C’è tutto in Altai. La tonalità dolente che era stata espressa in Manituana qui è ancora più accentuata: si sente un passaggio emotivo molto forte negli autori, riconducibile forse anche a due eventi determinanti nella loro storia di collettivo: il primo è stata l’uscita dal gruppo di Wu Ming 3, avvenuta durante l’estate del 2008: un scelta necessaria per l’equilibro dell’ensamble, ma lacerante sotto il profilo umano. Come in ogni separazione, al momento del distacco tutto sembra avere solo il buon senso della chiusura che fa terminare i conflitti, ma poi bisogna elaborare il lutto. E ritornare a “Q”, seppure solo da un punto di vista temporaneo, è un po’ come guardare le foto del matrimonio fallito e cercare di dargli un senso nuovo, affettivo.

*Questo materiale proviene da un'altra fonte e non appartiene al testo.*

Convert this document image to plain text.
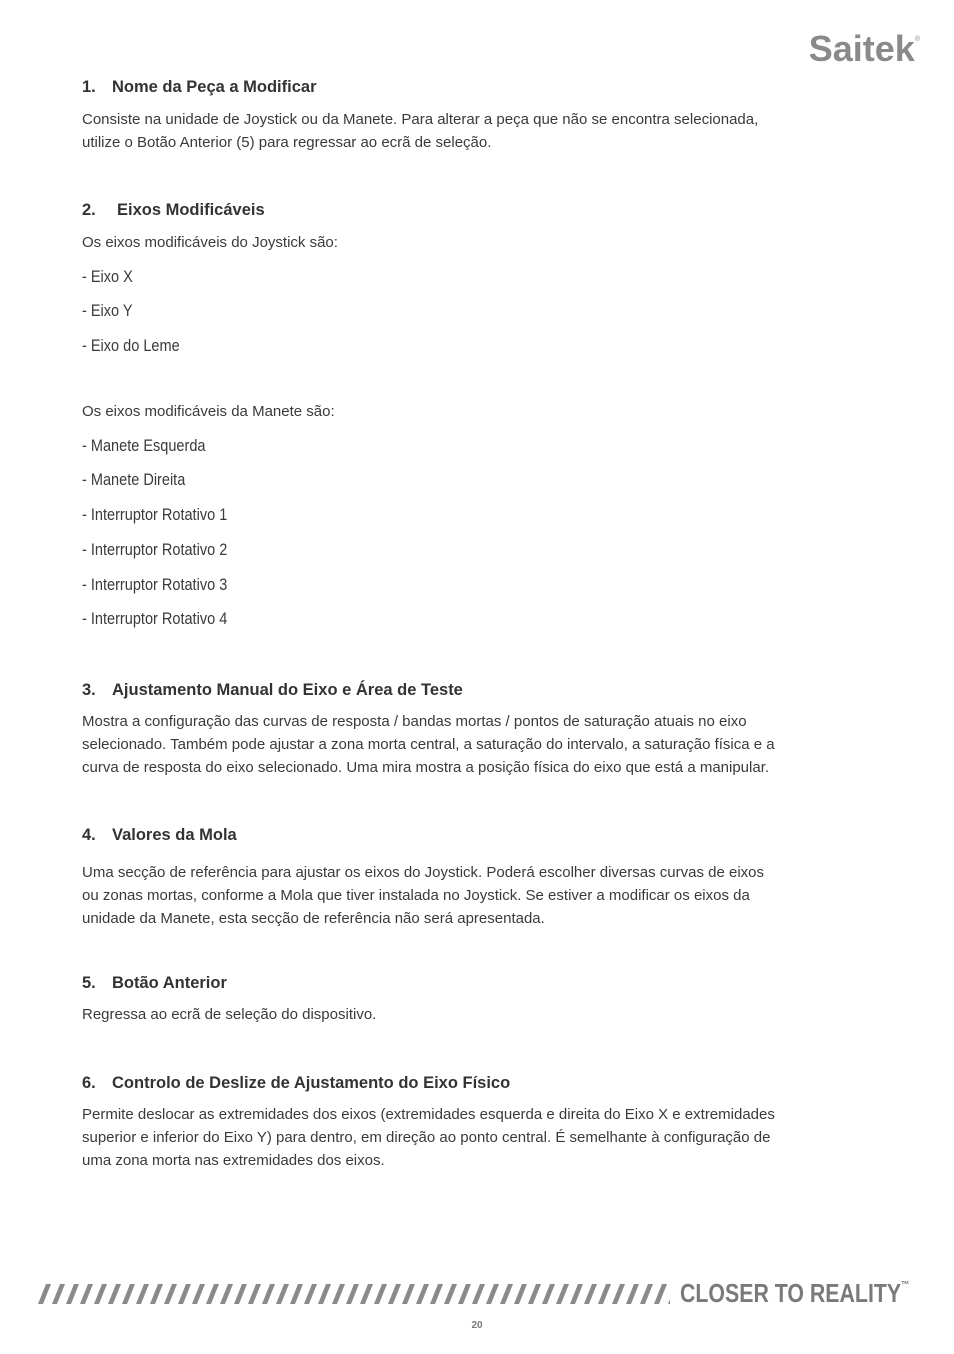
Saitek®
1. Nome da Peça a Modificar

Consiste na unidade de Joystick ou da Manete. Para alterar a peça que não se encontra selecionada,

utilize o Botão Anterior (5) para regressar ao ecrã de seleção.

2.	Eixos Modificáveis

Os eixos modificáveis do Joystick são:

- Eixo X

- Eixo Y

- Eixo do Leme

Os eixos modificáveis da Manete são:

- Manete Esquerda

- Manete Direita

- Interruptor Rotativo 1

- Interruptor Rotativo 2

- Interruptor Rotativo 3

- Interruptor Rotativo 4

3. Ajustamento Manual do Eixo e Área de Teste

Mostra a configuração das curvas de resposta / bandas mortas / pontos de saturação atuais no eixo

selecionado. Também pode ajustar a zona morta central, a saturação do intervalo, a saturação física e a

curva de resposta do eixo selecionado. Uma mira mostra a posição física do eixo que está a manipular.

4. Valores da Mola

Uma secção de referência para ajustar os eixos do Joystick. Poderá escolher diversas curvas de eixos

ou zonas mortas, conforme a Mola que tiver instalada no Joystick. Se estiver a modificar os eixos da

unidade da Manete, esta secção de referência não será apresentada.

5. Botão Anterior

Regressa ao ecrã de seleção do dispositivo.

6. Controlo de Deslize de Ajustamento do Eixo Físico

Permite deslocar as extremidades dos eixos (extremidades esquerda e direita do Eixo X e extremidades

superior e inferior do Eixo Y) para dentro, em direção ao ponto central. É semelhante à configuração de

uma zona morta nas extremidades dos eixos.

CLOSER TO REALITY™
20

L’altro evento che ha reso Altai un lavoro diverso dai precedenti è la pubblicazione di “Stella del mattino”, romanzo solista di Wu Ming 4, che ha tolto, crediamo per sempre, una tonalità di “freddezza” alla narrativa wuminghiana. “Stella del mattino” è un romanzo fortemente umano e intimo, di conflitto interiore, confronto coi propri fantasmi, i persecutori interni: trovare forza nella debolezza, debolezza nella forza. Il romanzo meno machista ma forse il più realmente “virile” di tutta la produzione Wu Ming ha aperto una strada da cui Altai non ha fatto un passo indietro ma due avanti: al centro della narrazione ancora gli stessi conflitti, ma più attenzione ai processi di evoluzione psichica, alle relazioni tra esseri umani e in particolare tra uomo e donna, alla difficoltà del produrre un senso congiunto. C’è molto più eros e amore in questo romanzo che in tutti i precedenti, ma c’è anche l’incapacità a viverlo ed esprimerlo, a dargli un valore di fecondità. Se ogni essere umano è per sua natura biologica “figlio”, quelli di questo romanzo sembrano tutti nati per sorte o per condanna. Ogni genitore li può rivendicare singolarmente per sé, ma manca la “famiglia”, l’unità di un nucleo dove si fondino e equilibrino maschile e femminile. Le donne che compaiono nel romanzo sono più sfaccettate rispetto ai primi lavori di Wu Ming, ma restano enigmatiche per i loro corrispettivi maschili, una tensione a qualcosa che non si raggiunge, l’espressione di un modo diverso di sentire il mondo a cui viene negato uno spazio. Le donne non sono decision-makers e quindi sono costrette a tramare nell’ombra, a esercitare una solidarietà interna che spesso si traduce in conflitto contro la gestione maschile del potere. Ancora troppo simili a divinità guerriere che a donne reali, ma decisamente più ricche.
Un ultimo doveroso commento sullo stile, anche questo in qualche modo collegato splendidamente a “Stella del mattino”: una prosa asciutta, pulita, raffinata, ma emotiva e trascinante, con momenti pastosi, femminili, indimenticabili. Chiunque abbia amato “Q” non resterà deluso da Altai.